Third, qualitative quality was measured on four 5‑point Likert scales—relevance, comprehensiveness, quality of justification, and quality of solutions—plus two overall subjective scores (reasoning capability and overall performance). Gemini 2.5 Pro consistently received the highest averages (≈4.6/5) and the top overall performance rating of 4.8/5 from the expert panel.

Statistical analysis using Friedman’s test revealed significant differences among models for accuracy (p = 0.002), hallucination rate (p < 0.001), and the two subjective scores (p < 0.05).

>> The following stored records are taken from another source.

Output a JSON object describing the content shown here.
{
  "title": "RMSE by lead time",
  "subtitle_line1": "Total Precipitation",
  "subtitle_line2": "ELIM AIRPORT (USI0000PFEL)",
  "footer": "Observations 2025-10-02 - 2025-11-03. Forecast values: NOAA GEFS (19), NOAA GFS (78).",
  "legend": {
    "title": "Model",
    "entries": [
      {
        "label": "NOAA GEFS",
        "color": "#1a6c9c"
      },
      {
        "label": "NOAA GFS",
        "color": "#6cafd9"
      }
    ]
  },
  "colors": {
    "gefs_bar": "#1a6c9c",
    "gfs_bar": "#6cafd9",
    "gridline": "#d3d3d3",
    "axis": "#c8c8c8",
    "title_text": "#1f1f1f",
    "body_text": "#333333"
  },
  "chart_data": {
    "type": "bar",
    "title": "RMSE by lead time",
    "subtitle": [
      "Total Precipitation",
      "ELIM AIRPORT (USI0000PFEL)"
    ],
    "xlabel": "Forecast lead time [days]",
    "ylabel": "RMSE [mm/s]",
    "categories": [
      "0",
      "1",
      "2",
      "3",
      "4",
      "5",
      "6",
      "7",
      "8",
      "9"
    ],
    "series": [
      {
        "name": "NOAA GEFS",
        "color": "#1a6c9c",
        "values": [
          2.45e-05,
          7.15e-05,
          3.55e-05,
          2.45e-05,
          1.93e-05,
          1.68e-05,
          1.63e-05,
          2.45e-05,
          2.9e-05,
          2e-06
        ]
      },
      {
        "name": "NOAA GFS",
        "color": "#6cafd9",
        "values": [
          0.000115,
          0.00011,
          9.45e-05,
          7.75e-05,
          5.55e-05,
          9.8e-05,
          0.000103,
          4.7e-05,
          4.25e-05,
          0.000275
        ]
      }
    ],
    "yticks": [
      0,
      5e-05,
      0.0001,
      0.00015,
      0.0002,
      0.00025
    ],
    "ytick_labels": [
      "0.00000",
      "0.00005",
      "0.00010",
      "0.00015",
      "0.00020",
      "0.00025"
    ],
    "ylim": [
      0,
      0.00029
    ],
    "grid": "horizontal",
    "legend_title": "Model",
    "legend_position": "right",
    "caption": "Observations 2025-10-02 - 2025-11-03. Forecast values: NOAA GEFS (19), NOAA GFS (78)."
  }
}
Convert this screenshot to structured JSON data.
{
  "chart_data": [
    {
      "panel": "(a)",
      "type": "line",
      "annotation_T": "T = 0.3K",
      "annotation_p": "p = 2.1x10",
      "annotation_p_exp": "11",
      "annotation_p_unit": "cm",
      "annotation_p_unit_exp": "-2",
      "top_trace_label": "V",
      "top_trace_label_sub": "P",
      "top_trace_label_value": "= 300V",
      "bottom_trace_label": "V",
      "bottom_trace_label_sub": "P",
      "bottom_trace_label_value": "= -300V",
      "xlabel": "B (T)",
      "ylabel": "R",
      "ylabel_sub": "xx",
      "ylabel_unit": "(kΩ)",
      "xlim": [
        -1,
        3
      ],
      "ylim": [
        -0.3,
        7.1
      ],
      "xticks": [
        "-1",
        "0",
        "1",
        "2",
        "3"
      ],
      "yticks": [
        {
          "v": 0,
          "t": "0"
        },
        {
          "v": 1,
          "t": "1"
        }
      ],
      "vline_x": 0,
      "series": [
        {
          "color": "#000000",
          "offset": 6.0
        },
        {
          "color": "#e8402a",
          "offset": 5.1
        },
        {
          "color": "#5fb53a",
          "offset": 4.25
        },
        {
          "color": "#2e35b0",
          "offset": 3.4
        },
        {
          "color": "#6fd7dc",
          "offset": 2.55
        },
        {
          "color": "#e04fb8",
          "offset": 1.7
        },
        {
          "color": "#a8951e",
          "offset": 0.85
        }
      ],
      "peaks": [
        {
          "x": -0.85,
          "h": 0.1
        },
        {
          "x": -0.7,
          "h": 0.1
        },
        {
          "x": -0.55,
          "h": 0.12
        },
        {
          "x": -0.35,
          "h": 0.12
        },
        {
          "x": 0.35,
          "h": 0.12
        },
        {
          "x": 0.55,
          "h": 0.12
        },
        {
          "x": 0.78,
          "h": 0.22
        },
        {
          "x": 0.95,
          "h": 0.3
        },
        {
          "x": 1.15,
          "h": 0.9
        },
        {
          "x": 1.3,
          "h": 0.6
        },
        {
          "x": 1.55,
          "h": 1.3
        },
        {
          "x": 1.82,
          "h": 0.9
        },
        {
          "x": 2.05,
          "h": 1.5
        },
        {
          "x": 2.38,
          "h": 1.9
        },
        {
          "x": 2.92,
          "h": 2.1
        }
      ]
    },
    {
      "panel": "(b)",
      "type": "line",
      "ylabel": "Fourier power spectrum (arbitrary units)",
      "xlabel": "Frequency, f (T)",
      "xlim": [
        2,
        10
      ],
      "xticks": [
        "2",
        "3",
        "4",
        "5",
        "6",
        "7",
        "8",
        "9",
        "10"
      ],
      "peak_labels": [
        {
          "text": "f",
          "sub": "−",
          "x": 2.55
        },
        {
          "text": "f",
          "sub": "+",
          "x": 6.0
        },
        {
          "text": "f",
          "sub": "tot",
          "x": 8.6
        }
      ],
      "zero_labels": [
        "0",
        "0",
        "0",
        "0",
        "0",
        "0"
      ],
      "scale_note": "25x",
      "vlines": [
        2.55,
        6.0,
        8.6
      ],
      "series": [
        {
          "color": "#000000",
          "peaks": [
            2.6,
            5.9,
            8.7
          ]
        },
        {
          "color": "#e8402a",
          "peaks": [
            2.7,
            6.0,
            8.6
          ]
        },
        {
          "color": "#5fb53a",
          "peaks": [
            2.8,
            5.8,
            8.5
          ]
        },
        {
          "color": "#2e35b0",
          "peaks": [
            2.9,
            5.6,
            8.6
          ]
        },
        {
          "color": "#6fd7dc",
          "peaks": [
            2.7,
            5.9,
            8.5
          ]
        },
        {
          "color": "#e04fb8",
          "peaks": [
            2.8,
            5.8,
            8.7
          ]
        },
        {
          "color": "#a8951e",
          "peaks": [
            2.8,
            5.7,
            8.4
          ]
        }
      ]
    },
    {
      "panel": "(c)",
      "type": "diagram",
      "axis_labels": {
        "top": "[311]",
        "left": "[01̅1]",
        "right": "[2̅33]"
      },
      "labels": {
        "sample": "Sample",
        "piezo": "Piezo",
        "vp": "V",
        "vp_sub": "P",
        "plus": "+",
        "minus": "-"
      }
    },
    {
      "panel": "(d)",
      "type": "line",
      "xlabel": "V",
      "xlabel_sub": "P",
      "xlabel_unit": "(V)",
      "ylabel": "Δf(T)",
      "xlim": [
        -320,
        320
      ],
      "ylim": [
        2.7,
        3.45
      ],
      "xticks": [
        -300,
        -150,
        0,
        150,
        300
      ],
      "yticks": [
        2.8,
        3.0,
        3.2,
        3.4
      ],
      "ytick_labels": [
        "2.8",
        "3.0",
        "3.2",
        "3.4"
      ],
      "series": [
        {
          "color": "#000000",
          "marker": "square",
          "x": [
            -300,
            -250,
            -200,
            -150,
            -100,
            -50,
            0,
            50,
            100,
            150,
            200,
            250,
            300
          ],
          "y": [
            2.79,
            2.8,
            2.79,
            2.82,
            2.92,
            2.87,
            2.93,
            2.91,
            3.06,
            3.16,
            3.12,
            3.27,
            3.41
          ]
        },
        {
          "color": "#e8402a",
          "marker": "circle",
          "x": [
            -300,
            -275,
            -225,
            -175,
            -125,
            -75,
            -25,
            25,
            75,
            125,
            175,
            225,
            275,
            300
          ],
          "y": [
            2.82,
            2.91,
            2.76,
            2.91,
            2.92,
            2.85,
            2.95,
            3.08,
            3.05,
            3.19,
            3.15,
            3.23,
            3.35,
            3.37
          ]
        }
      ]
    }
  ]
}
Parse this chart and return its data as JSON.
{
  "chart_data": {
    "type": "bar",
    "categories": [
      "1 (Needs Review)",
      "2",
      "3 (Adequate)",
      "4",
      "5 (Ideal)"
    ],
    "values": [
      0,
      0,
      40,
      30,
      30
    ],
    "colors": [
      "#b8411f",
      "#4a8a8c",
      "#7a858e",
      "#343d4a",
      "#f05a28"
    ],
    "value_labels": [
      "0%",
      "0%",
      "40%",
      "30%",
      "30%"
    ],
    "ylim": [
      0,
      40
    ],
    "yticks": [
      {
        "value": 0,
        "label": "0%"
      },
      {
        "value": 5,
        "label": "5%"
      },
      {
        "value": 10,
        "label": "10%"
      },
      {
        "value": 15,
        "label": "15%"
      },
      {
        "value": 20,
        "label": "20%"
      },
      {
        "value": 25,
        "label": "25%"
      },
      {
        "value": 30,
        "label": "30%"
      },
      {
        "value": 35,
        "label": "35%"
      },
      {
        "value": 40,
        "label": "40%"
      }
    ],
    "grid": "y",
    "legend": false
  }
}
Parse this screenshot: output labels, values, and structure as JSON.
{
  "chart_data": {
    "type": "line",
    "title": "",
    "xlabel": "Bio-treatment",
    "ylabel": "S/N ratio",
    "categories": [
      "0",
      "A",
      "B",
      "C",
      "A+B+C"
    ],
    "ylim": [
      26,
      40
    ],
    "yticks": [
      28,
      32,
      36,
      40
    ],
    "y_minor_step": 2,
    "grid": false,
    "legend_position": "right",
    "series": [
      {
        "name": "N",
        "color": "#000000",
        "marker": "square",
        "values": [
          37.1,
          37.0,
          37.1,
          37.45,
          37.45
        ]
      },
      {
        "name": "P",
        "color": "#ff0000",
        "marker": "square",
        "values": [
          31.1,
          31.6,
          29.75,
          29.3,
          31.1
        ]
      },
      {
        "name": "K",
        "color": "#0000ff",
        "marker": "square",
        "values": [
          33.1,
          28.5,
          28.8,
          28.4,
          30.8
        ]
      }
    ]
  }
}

Differences were also significant for the separate text‑similarity scores of the “Root Causes” (p = 0.010) and “Lessons Learned/Suggestions” (p = 0.001) sections, though not for the combined text (p = 0.126).

The authors conclude that LLMs, particularly Gemini 2.5 Pro, can generate RCA outputs that align closely with expert judgments, suggesting a promising role as assistive tools in radiation oncology safety programs. However, the variability in hallucination rates underscores the necessity for rigorous verification and possibly human‑in‑the‑loop oversight before clinical deployment. The paper recommends future work to expand the case corpus, explore prompt engineering (e.g., chain‑of‑thought or tree‑of‑thought techniques), test model ensembles, and develop integrated human‑AI workflows to mitigate hallucinations and enhance reliability. Ultimately, while LLMs show emerging utility for incident analysis and quality‑improvement initiatives, careful validation and domain‑specific safeguards remain essential for safe adoption in high‑stakes radiation therapy environments.